Nicolas : Je pense aussi que chez les artivistes, on est fort ancré dans le présent. Je crois que l’on n’a pas une vision à long terme comme l’ont beaucoup d’autres associations.

Pierre : C’est assez normal parce qu’on procède à l’envers : on part d’actions, pour la plupart sur des sujets qu’on ne connaît pas bien. On ne part pas d’une réflexion suite à des lectures ; on se dit « tiens, y’a une conférence là », il y en a un qui propose, ça paraît marrant, c’est assez amusant car on ne connaît pas encore bien le sujet, on se documente et là on apprend énormément. J’ai envie de savoir pourquoi je suis là et ça se construit pendant, du coup on est dans le présent.

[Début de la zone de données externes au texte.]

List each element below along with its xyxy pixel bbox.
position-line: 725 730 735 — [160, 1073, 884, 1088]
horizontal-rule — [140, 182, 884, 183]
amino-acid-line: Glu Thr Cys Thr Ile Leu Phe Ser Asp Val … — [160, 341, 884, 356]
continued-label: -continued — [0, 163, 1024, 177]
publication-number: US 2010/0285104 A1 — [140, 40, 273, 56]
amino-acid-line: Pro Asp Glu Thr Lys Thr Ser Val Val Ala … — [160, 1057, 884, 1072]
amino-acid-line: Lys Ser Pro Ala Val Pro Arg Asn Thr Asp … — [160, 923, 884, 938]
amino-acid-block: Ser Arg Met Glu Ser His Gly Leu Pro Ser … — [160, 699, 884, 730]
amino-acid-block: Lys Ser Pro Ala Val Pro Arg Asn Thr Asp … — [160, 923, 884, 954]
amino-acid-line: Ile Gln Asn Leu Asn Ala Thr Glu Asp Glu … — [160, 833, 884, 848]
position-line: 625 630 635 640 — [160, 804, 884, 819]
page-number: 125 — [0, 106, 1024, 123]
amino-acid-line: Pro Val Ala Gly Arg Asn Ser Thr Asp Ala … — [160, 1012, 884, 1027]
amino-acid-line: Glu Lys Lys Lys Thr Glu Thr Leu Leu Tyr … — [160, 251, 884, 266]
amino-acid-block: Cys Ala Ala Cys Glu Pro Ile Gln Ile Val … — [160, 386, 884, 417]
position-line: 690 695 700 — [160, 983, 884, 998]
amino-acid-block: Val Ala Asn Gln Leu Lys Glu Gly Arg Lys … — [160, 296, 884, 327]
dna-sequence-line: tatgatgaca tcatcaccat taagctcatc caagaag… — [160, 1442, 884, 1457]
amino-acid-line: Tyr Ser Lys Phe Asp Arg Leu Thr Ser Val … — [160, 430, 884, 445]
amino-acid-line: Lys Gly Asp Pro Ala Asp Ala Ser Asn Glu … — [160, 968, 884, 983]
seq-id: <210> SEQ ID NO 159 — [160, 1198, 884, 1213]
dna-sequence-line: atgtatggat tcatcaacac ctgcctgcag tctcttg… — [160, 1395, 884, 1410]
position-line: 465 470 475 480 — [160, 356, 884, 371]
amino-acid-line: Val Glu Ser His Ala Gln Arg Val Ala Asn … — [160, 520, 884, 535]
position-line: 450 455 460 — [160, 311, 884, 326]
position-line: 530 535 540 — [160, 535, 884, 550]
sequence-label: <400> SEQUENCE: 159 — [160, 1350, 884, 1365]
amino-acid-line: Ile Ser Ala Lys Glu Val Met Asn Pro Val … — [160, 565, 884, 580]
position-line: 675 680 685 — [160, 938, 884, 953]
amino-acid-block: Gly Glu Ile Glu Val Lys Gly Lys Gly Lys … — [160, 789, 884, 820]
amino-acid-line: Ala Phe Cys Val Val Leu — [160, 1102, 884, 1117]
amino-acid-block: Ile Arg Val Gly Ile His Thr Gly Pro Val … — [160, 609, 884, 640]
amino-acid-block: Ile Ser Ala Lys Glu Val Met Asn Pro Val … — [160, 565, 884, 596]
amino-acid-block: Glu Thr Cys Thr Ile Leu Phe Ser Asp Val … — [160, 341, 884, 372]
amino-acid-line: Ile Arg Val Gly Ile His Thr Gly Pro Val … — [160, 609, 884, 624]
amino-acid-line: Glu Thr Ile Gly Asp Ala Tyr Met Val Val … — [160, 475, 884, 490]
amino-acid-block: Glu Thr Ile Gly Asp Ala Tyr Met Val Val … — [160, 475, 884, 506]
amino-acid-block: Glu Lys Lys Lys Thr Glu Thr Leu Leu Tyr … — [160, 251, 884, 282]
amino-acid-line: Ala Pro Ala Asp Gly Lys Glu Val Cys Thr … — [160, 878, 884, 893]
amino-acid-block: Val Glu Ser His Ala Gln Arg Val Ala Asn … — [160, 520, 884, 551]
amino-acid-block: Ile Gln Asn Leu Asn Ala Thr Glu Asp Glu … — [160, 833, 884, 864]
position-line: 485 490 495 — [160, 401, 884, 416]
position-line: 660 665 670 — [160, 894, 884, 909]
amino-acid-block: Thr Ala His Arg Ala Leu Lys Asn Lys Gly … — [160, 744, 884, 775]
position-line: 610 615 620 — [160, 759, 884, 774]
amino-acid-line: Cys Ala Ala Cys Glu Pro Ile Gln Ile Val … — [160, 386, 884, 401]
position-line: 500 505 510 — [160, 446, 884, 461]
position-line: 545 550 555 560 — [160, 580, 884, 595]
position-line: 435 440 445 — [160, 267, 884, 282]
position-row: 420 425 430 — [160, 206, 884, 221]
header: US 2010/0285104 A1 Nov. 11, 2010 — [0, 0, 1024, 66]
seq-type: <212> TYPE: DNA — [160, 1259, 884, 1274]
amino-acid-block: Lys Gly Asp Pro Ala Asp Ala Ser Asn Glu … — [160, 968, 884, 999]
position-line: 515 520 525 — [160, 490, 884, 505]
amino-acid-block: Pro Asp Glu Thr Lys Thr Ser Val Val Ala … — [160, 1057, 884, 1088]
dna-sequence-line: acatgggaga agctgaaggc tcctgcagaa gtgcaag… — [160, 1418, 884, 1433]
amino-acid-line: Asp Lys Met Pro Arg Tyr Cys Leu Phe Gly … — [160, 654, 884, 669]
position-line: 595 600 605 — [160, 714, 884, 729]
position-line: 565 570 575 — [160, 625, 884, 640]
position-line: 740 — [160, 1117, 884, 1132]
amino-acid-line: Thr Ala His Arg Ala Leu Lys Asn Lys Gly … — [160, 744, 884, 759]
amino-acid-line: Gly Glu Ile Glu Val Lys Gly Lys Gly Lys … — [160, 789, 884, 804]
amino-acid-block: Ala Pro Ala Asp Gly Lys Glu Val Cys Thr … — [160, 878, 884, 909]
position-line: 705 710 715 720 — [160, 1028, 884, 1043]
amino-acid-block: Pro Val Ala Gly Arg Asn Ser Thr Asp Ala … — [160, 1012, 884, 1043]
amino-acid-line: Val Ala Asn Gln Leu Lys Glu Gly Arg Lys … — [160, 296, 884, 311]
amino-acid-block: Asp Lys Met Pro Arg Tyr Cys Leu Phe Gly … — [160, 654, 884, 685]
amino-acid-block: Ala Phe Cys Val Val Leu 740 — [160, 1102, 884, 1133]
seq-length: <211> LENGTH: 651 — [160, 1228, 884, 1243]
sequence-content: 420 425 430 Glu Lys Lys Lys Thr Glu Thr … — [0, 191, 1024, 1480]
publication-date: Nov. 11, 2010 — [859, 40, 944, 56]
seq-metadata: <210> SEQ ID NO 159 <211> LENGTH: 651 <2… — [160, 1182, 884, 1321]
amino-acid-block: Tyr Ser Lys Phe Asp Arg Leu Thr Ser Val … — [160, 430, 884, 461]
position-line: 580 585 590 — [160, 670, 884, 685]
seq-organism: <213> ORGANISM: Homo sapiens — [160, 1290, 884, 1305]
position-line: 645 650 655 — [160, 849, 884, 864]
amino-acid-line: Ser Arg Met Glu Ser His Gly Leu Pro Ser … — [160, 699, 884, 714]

Nicolas : Et puis chez pas mal d’artivistes tu as un changement de comportement après chaque action.

C’est un mouvement inverse, c’est plutôt l’action qui mène à la théorie. Mais vous avez quand même une vision politique à long terme, sinon on ne va pas au salon de l’auto pour pourfendre le mythe de la bagnole…On peut être ancré dans le présent et avoir cette vision ?

Nicolas : ça c’est en fonction de chaque artiviste, parce qu’on n’a pas de ligne commune à long terme. On va faire une action contre le lobbying, contre Coca-Cola, mais on ne va pas dire ce qu’il faut faire à long terme contre le lobbying, contre Coca-Cola. Voilà, c’est juste que cela ne doit pas exister selon nous.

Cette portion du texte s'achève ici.